Les actrices invisibles de l’agriculture corse
Le sujet était lancé. Plusieurs interventions de professionnels du secteur agricole l’ont alors développé, suscitant le débat et captivant l’assistance : une quarantaine de personnes, institutionnels, membres de structures en appui au monde agricole, représentants des filières, représentante de l’Office de tourisme de l’Oriente... ainsi que quelques exploitantes agricoles. L’objectif était de présenter un certain nombre de problématiques concernant les agricultrices en s’appuyant sur les témoignages personnels des participants.

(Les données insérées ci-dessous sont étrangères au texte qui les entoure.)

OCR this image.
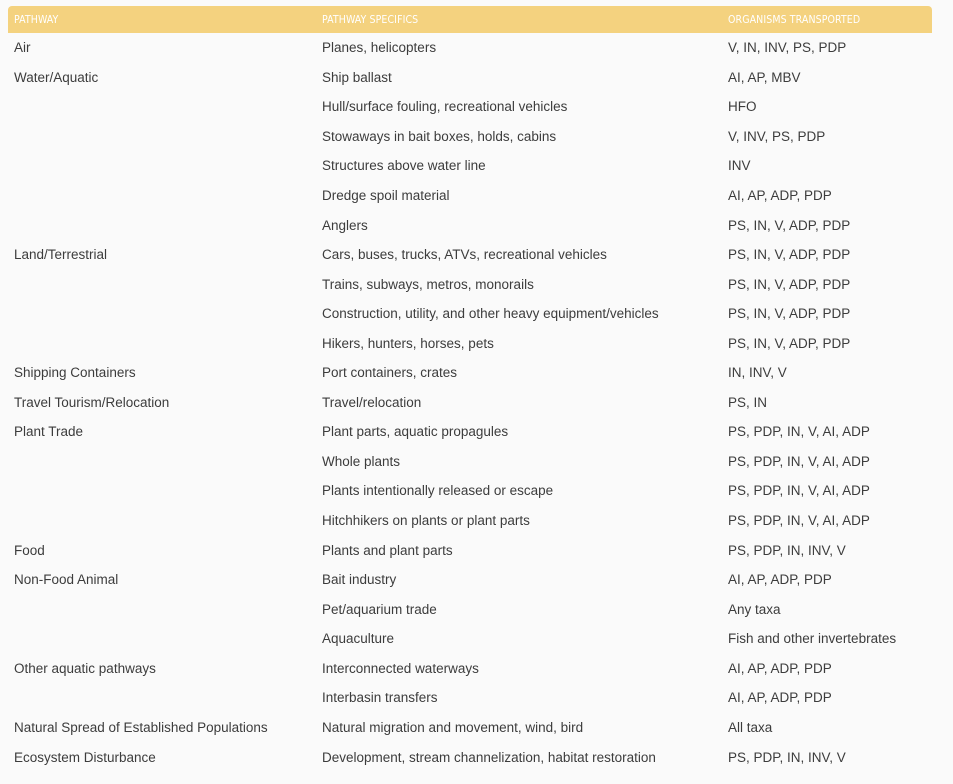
PATHWAY	PATHWAY SPECIFICS	ORGANISMS TRANSPORTED
Air	Planes, helicopters	V, IN, INV, PS, PDP
Water/Aquatic	Ship ballast	AI, AP, MBV
	Hull/surface fouling, recreational vehicles	HFO
	Stowaways in bait boxes, holds, cabins	V, INV, PS, PDP
	Structures above water line	INV
	Dredge spoil material	AI, AP, ADP, PDP
	Anglers	PS, IN, V, ADP, PDP
Land/Terrestrial	Cars, buses, trucks, ATVs, recreational vehicles	PS, IN, V, ADP, PDP
	Trains, subways, metros, monorails	PS, IN, V, ADP, PDP
	Construction, utility, and other heavy equipment/vehicles	PS, IN, V, ADP, PDP
	Hikers, hunters, horses, pets	PS, IN, V, ADP, PDP
Shipping Containers	Port containers, crates	IN, INV, V
Travel Tourism/Relocation	Travel/relocation	PS, IN
Plant Trade	Plant parts, aquatic propagules	PS, PDP, IN, V, AI, ADP
	Whole plants	PS, PDP, IN, V, AI, ADP
	Plants intentionally released or escape	PS, PDP, IN, V, AI, ADP
	Hitchhikers on plants or plant parts	PS, PDP, IN, V, AI, ADP
Food	Plants and plant parts	PS, PDP, IN, INV, V
Non-Food Animal	Bait industry	AI, AP, ADP, PDP
	Pet/aquarium trade	Any taxa
	Aquaculture	Fish and other invertebrates
Other aquatic pathways	Interconnected waterways	AI, AP, ADP, PDP
	Interbasin transfers	AI, AP, ADP, PDP
Natural Spread of Established Populations	Natural migration and movement, wind, bird	All taxa
Ecosystem Disturbance	Development, stream channelization, habitat restoration	PS, PDP, IN, INV, V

Hélène Beretti, directrice de la Chambre d’agriculture de Région de Corse, a inauguré l’exercice, reliant tradition et innovation – un leitmotiv qui a été constant au cours de la journée : « Je viens d’une famille de médecins. J’avais une voie toute tracée », explique-t-elle. « Mais j’ai choisi l’agriculture, car je crois que la culture de la terre est le centre de notre souveraineté. Après trente ans aux côtés des agriculteurs et agricultrices de Corse, je sais que c’était vraiment mon ADN. » Un choix que d’autres femmes, devenues agricultrices, ont également réalisé, avec des reconversions dont elle a cité plusieurs exemples. « Ce lien avec la terre, ce n’est pas un métier, c’est un héritage, une passion, une mission. »
Longtemps, en Corse, les femmes ont été les « invisibles » du monde de l’agriculture : parce qu’on associait cette activité avec la force... nécessairement masculine. Pourtant, elles étaient présentes, dans le cadre d’un mode de vie lié à la famille, aux traditions : indispensables, c’est elles qui faisaient la traite, préparaient le brocciu, s’occupaient des volailles... accompagnaient leurs maris et les remplaçaient en cas d’absence. « Senza i donni, un ci hè più campagna ! » Des passeuses de mémoire qui transmettaient de mère en fille les secrets et savoir-faire des châtaignes, des olives, du brocciu, de la charcuterie au séchage des fruits, et les faisaient vivre en cuisine ou sur les marchés : « un lien qui a contribué à façonner nos paysages et nos produits ».
Une mutation en cours
L’agriculture vit aujourd’hui une mutation engagée après quelques réformes courageuses : notamment la loi de 1980 qui reconnaît enfin le statut de « conjointe collaboratrice » pour la femme d’un agriculteur. De fait, en 2020, 26 % des chefs d’exploitations corses sont... des agricultrices, qui investissent aujourd’hui tous les métiers de ce secteur d’activité, jusqu’à la recherche. « Si autrefois, on devenait agricultrice par naissance ou mariage, aujourd’hui, c’est un choix. »D’ailleurs, plus d’une a opté pour une reconversion, après avoir mené une autre activité professionnelle. Les exemples de femmes qui réussissent en Corse dans ce métier sont légion : plus jeunes, plus formées – 64 % ont le bac ou plus, contre 44 % seulement chez les hommes – elles innovent, transforment, créent de la valeur quand l’agriculture traditionnelle en restait à la production brute.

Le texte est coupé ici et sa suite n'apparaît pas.